Forecast-based financing: is a mechanism that provides access to funding in order to ensure early action and prepares to respond based on in-depth scientific forecast and risk analysis. The mechanism has three components: 1) trigger levels based on detailed risk analysis of relevant hazards for a particular region are identified; 2) selection of actions/predetermined early action to reduce the humanitarian impact of the event; and 3) pre-disaster (early) financing mechanism that automatically allocates funding once a forecast reaches a pre-agreed trigger level.
Forecast-based payout: is the amount of money paid out to an insurance policyholder, which is established according to calculations, estimations and modelling of a future event.

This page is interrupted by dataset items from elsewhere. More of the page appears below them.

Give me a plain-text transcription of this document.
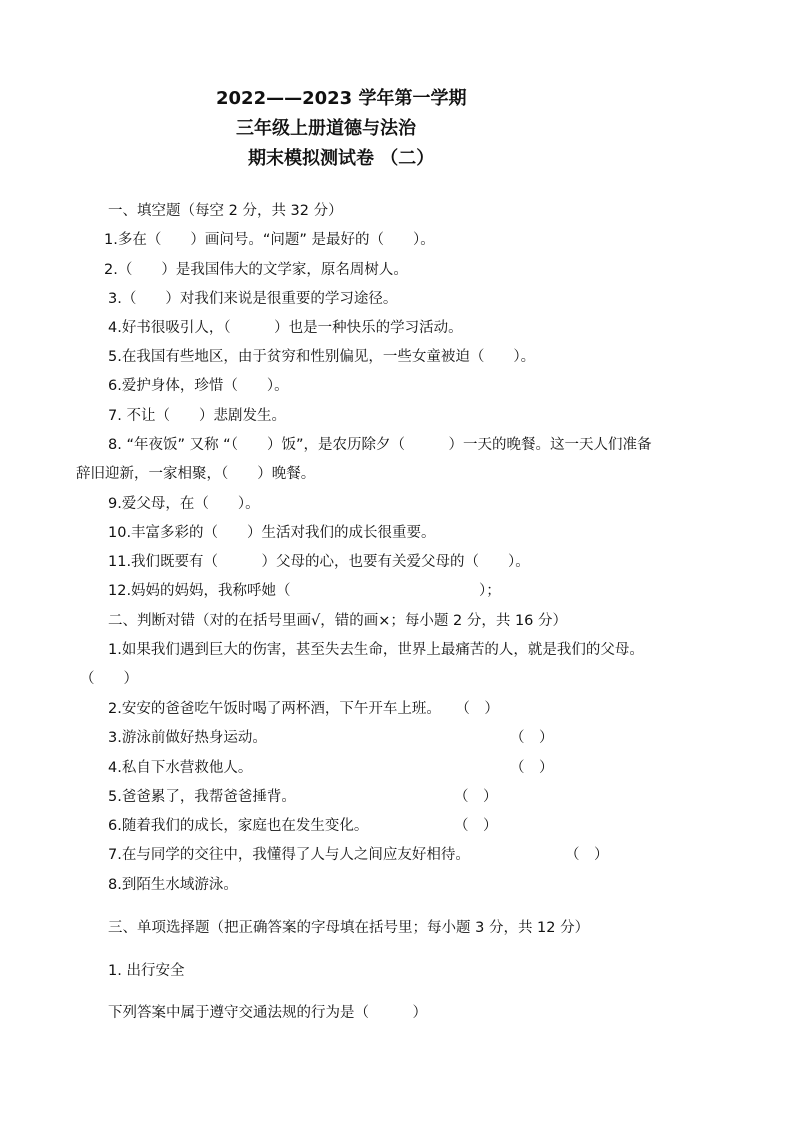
2022——2023 学年第一学期
三年级上册道德与法治
期末模拟测试卷 （二）
一、填空题（每空 2 分，共 32 分）
1.多在（　　）画问号。“问题” 是最好的（　　）。
2.（　　）是我国伟大的文学家，原名周树人。
3.（　　）对我们来说是很重要的学习途径。
4.好书很吸引人，（　　　）也是一种快乐的学习活动。
5.在我国有些地区，由于贫穷和性别偏见，一些女童被迫（　　）。
6.爱护身体，珍惜（　　）。
7. 不让（　　）悲剧发生。
8. “年夜饭” 又称 “（　　）饭”，是农历除夕（　　　）一天的晚餐。这一天人们准备
辞旧迎新，一家相聚，（　　）晚餐。
9.爱父母，在（　　）。
10.丰富多彩的（　　）生活对我们的成长很重要。
11.我们既要有（　　　）父母的心，也要有关爱父母的（　　）。
12.妈妈的妈妈，我称呼她（　　　　　　　　　　　　　）；
二、判断对错（对的在括号里画√，错的画×；每小题 2 分，共 16 分）
1.如果我们遇到巨大的伤害，甚至失去生命，世界上最痛苦的人，就是我们的父母。
（　　）
2.安安的爸爸吃午饭时喝了两杯酒，下午开车上班。　　（　）
3.游泳前做好热身运动。	（　）
4.私自下水营救他人。	（　）
5.爸爸累了，我帮爸爸捶背。	（　）
6.随着我们的成长，家庭也在发生变化。	（　）
7.在与同学的交往中，我懂得了人与人之间应友好相待。	（　）
8.到陌生水域游泳。
三、单项选择题（把正确答案的字母填在括号里；每小题 3 分，共 12 分）
1. 出行安全
下列答案中属于遵守交通法规的行为是（　　　）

Index insurance: is a type of insurance contract that involves the use of predetermined parameters (e.g. temperature, rainfall, or area yield), and thresholds as the basis for payouts to be issued. Once a certain threshold of a certain parameter is crossed (for example, when rainfall surpasses a predetermined level), payments will be issued to policyholders. Index insurance works in contrast to indemnity insurance, which involves damage assessments and payments that correspond to a policyholder’s actual loss.
Insurance premium: is the amount charged to an insured party for an insurance coverage that reflects the expectation of loss. The terms of the payment (i.e. payment due dates, frequency, and amount to be paid) are stipulated in a contract.

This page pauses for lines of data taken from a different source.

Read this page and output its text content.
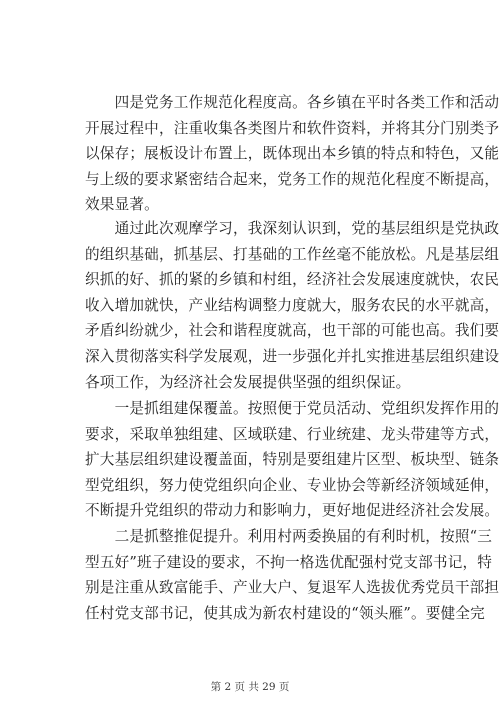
　　四是党务工作规范化程度高。各乡镇在平时各类工作和活动
开展过程中，注重收集各类图片和软件资料，并将其分门别类予
以保存；展板设计布置上，既体现出本乡镇的特点和特色，又能
与上级的要求紧密结合起来，党务工作的规范化程度不断提高，
效果显著。
　　通过此次观摩学习，我深刻认识到，党的基层组织是党执政
的组织基础，抓基层、打基础的工作丝毫不能放松。凡是基层组
织抓的好、抓的紧的乡镇和村组，经济社会发展速度就快，农民
收入增加就快，产业结构调整力度就大，服务农民的水平就高，
矛盾纠纷就少，社会和谐程度就高，也干部的可能也高。我们要
深入贯彻落实科学发展观，进一步强化并扎实推进基层组织建设
各项工作，为经济社会发展提供坚强的组织保证。
　　一是抓组建保覆盖。按照便于党员活动、党组织发挥作用的
要求，采取单独组建、区域联建、行业统建、龙头带建等方式，
扩大基层组织建设覆盖面，特别是要组建片区型、板块型、链条
型党组织，努力使党组织向企业、专业协会等新经济领域延伸，
不断提升党组织的带动力和影响力，更好地促进经济社会发展。
　　二是抓整推促提升。利用村两委换届的有利时机，按照“三
型五好”班子建设的要求，不拘一格选优配强村党支部书记，特
别是注重从致富能手、产业大户、复退军人选拔优秀党员干部担
任村党支部书记，使其成为新农村建设的“领头雁”。要健全完
第 2 页 共 29 页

Insurance products: are the different types of insurance agreements sold by an insurer. For example, an insurer may sell car and home insurance, liability insurance, healthcare coverage and contracts tailored for businesses. The various products offered by insurers are made to target different clients and the specific risks that they may be facing.
Integrated climate risk management approach: is a risk-oriented guide which incorporates climate change adaptation measures into disaster risk management policies and plans for sustainable development. It takes into consideration the physical, social, economic, financial and environmental dimensions of a country, region or municipality. It leverages insurance as a risk transfer instrument which can catalyse targeted investments that can be used in order to prevent and reduce risks, address residual risk and prepare to respond and recover from the impacts of a disaster.

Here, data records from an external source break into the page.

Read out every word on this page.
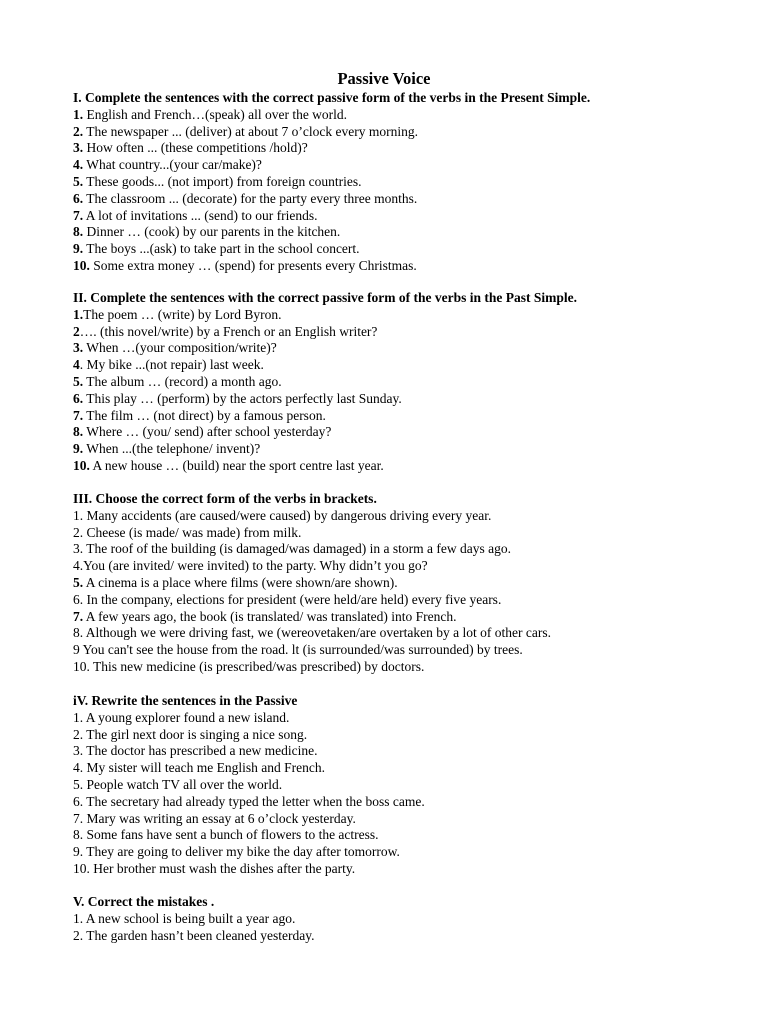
Passive Voice
I. Complete the sentences with the correct passive form of the verbs in the Present Simple.
1. English and French…(speak) all over the world.
2. The newspaper ... (deliver) at about 7 o’clock every morning.
3. How often ... (these competitions /hold)?
4. What country...(your car/make)?
5. These goods... (not import) from foreign countries.
6. The classroom ... (decorate) for the party every three months.
7. A lot of invitations ... (send) to our friends.
8. Dinner … (cook) by our parents in the kitchen.
9. The boys ...(ask) to take part in the school concert.
10. Some extra money … (spend) for presents every Christmas.
II. Complete the sentences with the correct passive form of the verbs in the Past Simple.
1.The poem … (write) by Lord Byron.
2…. (this novel/write) by a French or an English writer?
3. When …(your composition/write)?
4. My bike ...(not repair) last week.
5. The album … (record) a month ago.
6. This play … (perform) by the actors perfectly last Sunday.
7. The film … (not direct) by a famous person.
8. Where … (you/ send) after school yesterday?
9. When ...(the telephone/ invent)?
10. A new house … (build) near the sport centre last year.
III. Choose the correct form of the verbs in brackets.
1. Many accidents (are caused/were caused) by dangerous driving every year.
2. Cheese (is made/ was made) from milk.
3. The roof of the building (is damaged/was damaged) in a storm a few days ago.
4.You (are invited/ were invited) to the party. Why didn’t you go?
5. A cinema is a place where films (were shown/are shown).
6. In the company, elections for president (were held/are held) every five years.
7. A few years ago, the book (is translated/ was translated) into French.
8. Although we were driving fast, we (wereovetaken/are overtaken by a lot of other cars.
9 You can't see the house from the road. lt (is surrounded/was surrounded) by trees.
10. This new medicine (is prescribed/was prescribed) by doctors.
iV. Rewrite the sentences in the Passive
1. A young explorer found a new island.
2. The girl next door is singing a nice song.
3. The doctor has prescribed a new medicine.
4. My sister will teach me English and French.
5. People watch TV all over the world.
6. The secretary had already typed the letter when the boss came.
7. Mary was writing an essay at 6 o’clock yesterday.
8. Some fans have sent a bunch of flowers to the actress.
9. They are going to deliver my bike the day after tomorrow.
10. Her brother must wash the dishes after the party.
V. Correct the mistakes .
1. A new school is being built a year ago.
2. The garden hasn’t been cleaned yesterday.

Liquidity gap: is the discrepancy between the amount of financial assets accessible from available sources and the actual need for those resources.
NatCatSERVICE database: is a database of losses, which have been caused by natural disasters. This database, owned by Munich Re, is one of the world’s most comprehensive databases. Users of this database can produce quickly online analyses that meet their own needs.
Premium: is the monetary sum paid by the insured party to the insurer for the duration (term) of insurance coverage granted by the policy.
Protection gap: is the disparity of access to financial markets or affordability in emerging and low-income countries and access in high-income countries.
This glossary is based on the following sources:
FAO (2010). Agricultural value chain development: Threat or opportunity for women’s employment? Gender and Rural Employment Policy Brief #4, 2010. Available at http://www.fao.org/docrep/013/i2008e/i2008e04.pdf
Warner, Koko, and others (2013). Innovative Insurance Solutions for Climate Change: How to integrate climate risk insurance into a comprehensive climate risk management approach. Report No. 12. Bonn: United Nations University Institute for Environment and Human Security (UNU-EHS).
World Bank (2014). Financial Protection against Natural Disasters: An Operational Framework for Disaster Risk Financing and Insurance. Available at https://www.gfdrr.org/sites/default/files/documents/Financial%20Protection.pdf
UN General Assembly (2016). Report of the open-ended intergovernmental expert working group on indicators and terminology relating to disaster risk reduction.